It’s not really, not yet. New Yorkers always forget that despite the return of plaids, closed-toe shoes and an annual attempt at hats that September is really one more summer month. They only re-remember this fact sometime around September 20th when it’s eighty-seven degrees and all of their fancier t-shirts have been put in storage.
And yet.
Just two months ago: every night after putting the kids to sleep, Scott and I would sit on our Brooklyn balcony, enjoying the natural smells of all the plants crammed into the small space, put our bare feet on the tiles still warm from absorbing the sun’s rays for the day, and read until it finally became too dark—about nine o’clock.
Now it’s too dark at eight.
The shadows come up creepily, elegantly, from the corners, not all at once in a scrim as they do in summer. The leaves of the trees and bushes answer back, darkening to a dry, deep green. They make more noise as the wind ruffles them. Cloudy afternoons are less depressing and more invigorating; the temperature has dropped. Suddenly thoughts of a last marathon trip to the Rockaways or sunning in the park have disappeared, replaced with the fetching idea of a long afternoon in a coffeebar, watching people come and go.
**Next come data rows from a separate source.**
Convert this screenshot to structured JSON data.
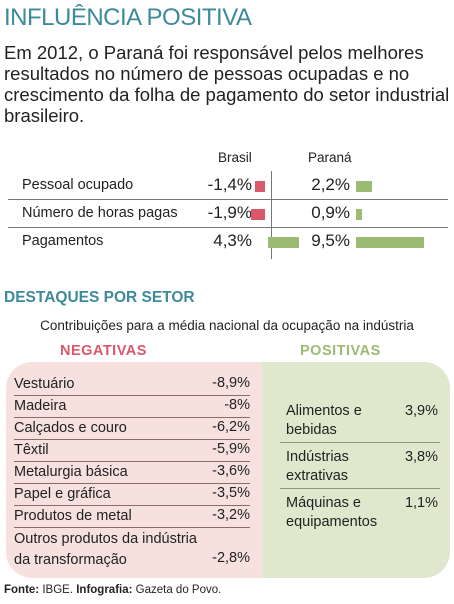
{
  "title": "INFLUÊNCIA POSITIVA",
  "intro": "Em 2012, o Paraná foi responsável pelos melhores resultados no número de pessoas ocupadas e no crescimento da folha de pagamento do setor industrial brasileiro.",
  "colors": {
    "accent": "#3c8a9a",
    "negative": "#d9596b",
    "positive": "#9bbb73",
    "neg_bg": "#f7e1df",
    "pos_bg": "#dfe8cd"
  },
  "chart_data": [
    {
      "type": "bar",
      "categories": [
        "Pessoal ocupado",
        "Número de horas pagas",
        "Pagamentos"
      ],
      "series": [
        {
          "name": "Brasil",
          "values": [
            -1.4,
            -1.9,
            4.3
          ],
          "labels": [
            "-1,4%",
            "-1,9%",
            "4,3%"
          ]
        },
        {
          "name": "Paraná",
          "values": [
            2.2,
            0.9,
            9.5
          ],
          "labels": [
            "2,2%",
            "0,9%",
            "9,5%"
          ]
        }
      ]
    },
    {
      "type": "table",
      "section_title": "DESTAQUES POR SETOR",
      "subtitle": "Contribuições para a média nacional da ocupação na indústria",
      "negative": {
        "title": "NEGATIVAS",
        "rows": [
          {
            "label": "Vestuário",
            "value": "-8,9%"
          },
          {
            "label": "Madeira",
            "value": "-8%"
          },
          {
            "label": "Calçados e couro",
            "value": "-6,2%"
          },
          {
            "label": "Têxtil",
            "value": "-5,9%"
          },
          {
            "label": "Metalurgia básica",
            "value": "-3,6%"
          },
          {
            "label": "Papel e gráfica",
            "value": "-3,5%"
          },
          {
            "label": "Produtos de metal",
            "value": "-3,2%"
          },
          {
            "label": "Outros produtos da indústria",
            "label2": "da transformação",
            "value": "-2,8%"
          }
        ]
      },
      "positive": {
        "title": "POSITIVAS",
        "rows": [
          {
            "label": "Alimentos e",
            "label2": "bebidas",
            "value": "3,9%"
          },
          {
            "label": "Indústrias",
            "label2": "extrativas",
            "value": "3,8%"
          },
          {
            "label": "Máquinas e",
            "label2": "equipamentos",
            "value": "1,1%"
          }
        ]
      }
    }
  ],
  "source": {
    "label1": "Fonte:",
    "text1": " IBGE. ",
    "label2": "Infografia:",
    "text2": " Gazeta do Povo."
  }
}
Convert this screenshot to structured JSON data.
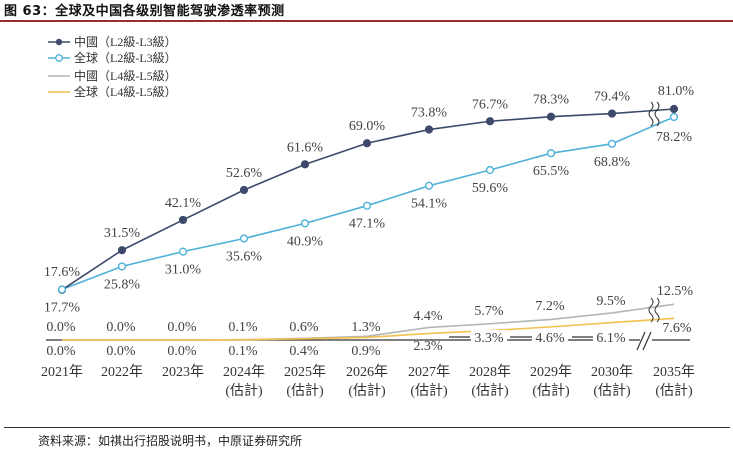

The wild grass I stop weeding out of my pots at the beginning of August for precisely the purpose of going to seed has done so, and we watch sparrows and finches acting like natural birds, posing delicately on the sturdier stalks and nibbling the heads—not cramming their gullets with French fries, their usual fare.
And even in Brooklyn, the scream of a bluejay pierces, taking me instantly back to fall growing up in New England.
Yes, yes, winter is coming. But not yet.
In my world of halvsies, half writer, half mom, half young, half old, half Yankee, half Brooklynite, fall is not a half, inbetween term: it has always been its own season, a decisive beginning of the year. The school calendar and Rosh Hoshanah only confirm it.
So keep your t-shirts out, but plan what you’re going to be for Halloween. It’s time for the serious work to begin.